Тер-Айказун легонько оттолкнул ее.
— Некогда мне твой вздор слушать. Прочь с дороги!
Мухтарша — женщина маленькая, невзрачная, с юркими мышиными глазками — выпрямилась, словно расцвела на Жюльеттином грехопадении:
— А грех, святой отец? Христос-Спаситель уберег нас от смерти. Он с нами сражался, на нашей стороне. И святая богородица была с нами. А теперь мы им обиду нанесли, грех совершили смертный. Не покаемся мы — как бы они нас туркам на расправу не отдали!
Уверенная, что пошла с крупного козыря, мухтарша победоносно оглянулась. Муж ее, Товмас Кебусян, стал за спиной Тер-Айказуна и, кося глазами, смотрел на всех и ни на кого. По-видимому, он не имел ни малейшего желания быть втянутым в свару. А Тер-Айказун, обращаясь не к мухтарше, а к толпе, теснившейся вокруг, сказал:
— Это верно. Спаситель наш, Иисус Христос, до этого часа хранил и оберегал нас. И знаете чем? Тем, что чудо совершил — послал нам Габриэла Багратяна, опытного офицера, который побывал на войне и понимает ее. Не пришли его Спаситель ко благовремении, нас давно уже не было бы на свете. Уму Багратяна, его отваге обязаны мы жизнью. Вот об этом и помните, об этом и ни о чем больше.
Речь Тер-Айказуна убедила здравомыслящих слушателей, которых и так уже немало злила похотливая ненависть перезрелых баб. Кебусянша, видя, как тают ряды ее сторонников, озиралась по сторонам, ища поддержки, и очень скоро обнаружила, что за спиной священника стоит ее супруг, лишь полчаса назад разделявший ее возмущение и даже поддерживавший ее.
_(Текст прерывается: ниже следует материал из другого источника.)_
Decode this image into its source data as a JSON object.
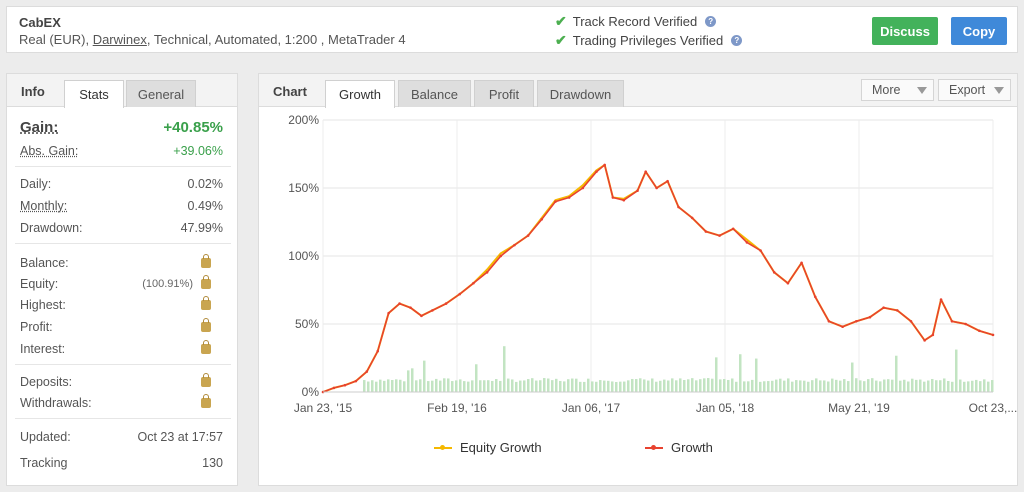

— Вот мухтар, — высокопарно заявила она, — послушайте, что он скажет! Двенадцать лет он за вас мучается. Слушайте, что он говорит!
Но мухтар на столь демагогическое обращение не отозвался, тут же ретировался и не пришел на выручку, своей посрамленной супруге. Видно было, как его покачивающаяся лысина скрылась вслед за Тер-Айказуном в шалаше. Со всех сторон раздались мужские голоса:
— Вы, бабы, лучше бы собой занялись! Делать вам нечего! Работать надо!
В шалаше Тер-Айказуна собралось несколько членов Совета — узкий круг. Речь шла об особом, крайне щекотливом для обсуждения предмете. Поэтому невысказанное чувство такта заставило их собраться здесь, а не в правительственном бараке. Рассматривать дело надо было в рамках морали, а в этой области Тер-Айаказун был полновластным диктатором, ему и поручили формулировать все решения. Он назначил двух посредников для переговоров: аптекаря Грикора и доктора Петроса Алтуни. Первого направили к Гонзаго Марису — Грикор же сам приютил его в своем доме и, так сказать, ввел в йогонолукское общество. А врача, как самого давнего друга дома Багратянов, послали к Габриэлу.
Что касалось больного аптекаря, то участие в застолье оказало столь живительное воздействие, что превзошло все имевшиеся у аптекаря лекарства. Два дня как он встал с постели и уже передвигался с помощью палки, хотя и медленно и очень маленькими шажками. Тер-Айказун велел привести его из закутка и в нескольких словах объяснил задачу: навестить своего бывшего постояльца. Два адъютанта из Юношеской когорты будут его сопровождать, помогут найти Мариса. Грикор должен сказать греку, что его жизни грозит опасность и что ему без промедления следует ретироваться из лагеря и окрестностей.
Грикор долго и упорно отказывался от поручения: он по профессии аптекарь, а не вышибала, которому поручают выставлять нежелательного гостя. Но на все его возражения Тер-Айказун давал один и тот же ответ:
— Ты его привел к нам, ты и выпроваживай!
И аптекарю после длительного сопротивления все же пришлось, несмотря на больные суставы, отправиться в столь неприятный поход.
И покуда он, опираясь на палку, медленно и неуверенно брел по тропинке, он разговаривал сам с собой, репетируя, как бы поделикатней и побыстрей решить предстоящую задачу.
Доктору Петросу досталось более легкое задание: он должен осторожно сообщить Багратяну о всеобщем возмущении и изложить просьбу ханум Жюльетте, чтобы она не выходила из своей палатки.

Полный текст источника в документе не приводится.